Trop de résidents luxembourgeois ont le réflexe d’aller aux urgences plutôt que chez le généraliste pour des besoins médicaux courants. Pour y remédier, le ministère de la Santé lance sa campagne «I love my Hausdokter».
Au Luxembourg, 30 % des résidents n’ont pas de médecin généraliste. «C’est un grand chiffre, cela représente tout de même un tiers de la population», estime le Dr Sébastien Diederich, secrétaire général de l’Association des médecins et médecins-dentistes (AMMD). Comment expliquer ce pourcentage ? Déjà, par un manque de connaissance du système médical. Mais pas que : «Lorsque les gens ont un problème de santé, cela les inquiète, alors ils veulent se faire soigner tout de suite… L’une des façons de soulager cette inquiétude, c’est d’aller directement aux urgences», ajoute le médecin.
Résultat, les patients vont aux urgences pour des problèmes de santé qu’un passage chez le généraliste aurait réglé… Ce qui augmente la surcharge. «Il y a beaucoup de passages aux urgences, environ 250 par jour, ce qui demande beaucoup de moyens humains et matériels difficiles à assumer.»
Alors, pour apprendre aux gens à changer leur «premier réflexe» médical, le ministère de la Santé et de la Sécurité sociale lance sa nouvelle campagne «I love my Hausdokter». «L’objectif est de sensibiliser le public à la médecine primaire et de promouvoir les bons réflexes», a annoncé jeudi Martine Deprez, ministre de la Santé et de la Sécurité sociale, à l’occasion d’une conférence de presse.
Diriger les patients vers leur généraliste
L’initiative encourage donc les citoyens à consulter en priorité leur médecin généraliste pour les besoins de santé courants et ainsi à alléger la charge des services d’urgence. «Les généralistes peuvent faire beaucoup d’examens et de soins différents.» Prévention, dépistage, diagnostic, traitement, suivi des maladies, ainsi que l’éducation à la santé… Tout y passe.
«Nous pouvons inspecter les problèmes de santé de nos patients de manière plus générale pour les diriger ensuite vers les bons spécialistes ou vers les urgences», rappelle le Dr Sébastien Diederich. Et ce n’est pas tout, selon le médecin, le généraliste devrait connaître l’historique médical de son patient dans son intégralité. «Cela crée une relation de confiance et un suivi personnalisé sur le long terme. Mieux nous connaissons un patient, mieux il peut être soigné. Le généraliste est le meilleur pour savoir ce dont le patient a besoin.»
Alors, pour sensibiliser le public à ce rôle essentiel du généraliste dans le système de santé luxembourgeois, la campagne déploie des affiches et des dépliants résumant le rôle de la médecine primaire et les adresses utiles.
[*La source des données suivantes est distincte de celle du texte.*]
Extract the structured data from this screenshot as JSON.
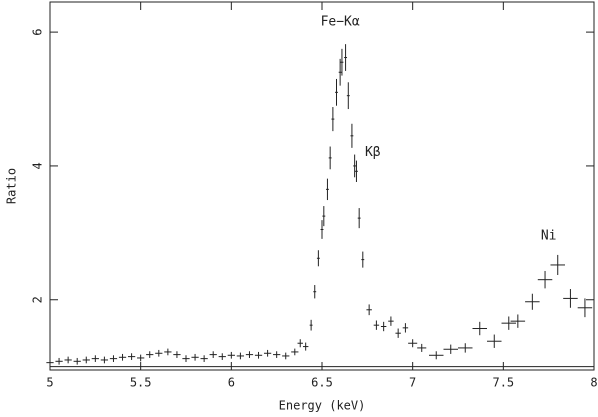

Et elle est aussi l’occasion de rappeler l’existence des maisons médicales, qui assurent un service de permanence santé en dehors des horaires d’ouverture des cabinets médicaux. «La campagne est une bonne idée, elle est nécessaire et j’espère qu’elle va aider à diminuer le nombre de résidents sans médecin généraliste», appuie le Dr Sébastien Diederich.
Y a-t-il une pénurie de généralistes?
Alors que le mot de pénurie semble être sur toutes les bouches quand il s’agit du domaine médical, le Dr Sébastien Diederich prend quant à lui une position plus modérée sur la question. «Je n’aime pas le terme de pénurie», dit-il. Pourquoi? «Parce que ce constat est fait depuis des années au travers des chiffres… Mais ils ne reflètent pas la réalité du terrain.» Cette réalité, c’est le nombre d’heures de travail effectuées par les 634 généralistes (chiffre datant de 2022) et le nombre de patients reçus sur une journée.
Le terme de pénurie est d’autant plus fort qu’il est inquiétant pour les étudiants en médecine ou les jeunes diplômés. «Si on leur dit qu’il y a une pénurie de médecins, ils vont être découragés de suivre cette voie», ajoute-t-il. Alors selon le médecin, plutôt que de créer la panique, il vaudrait mieux utiliser les ressources humaines disponibles de la manière la plus efficace possible.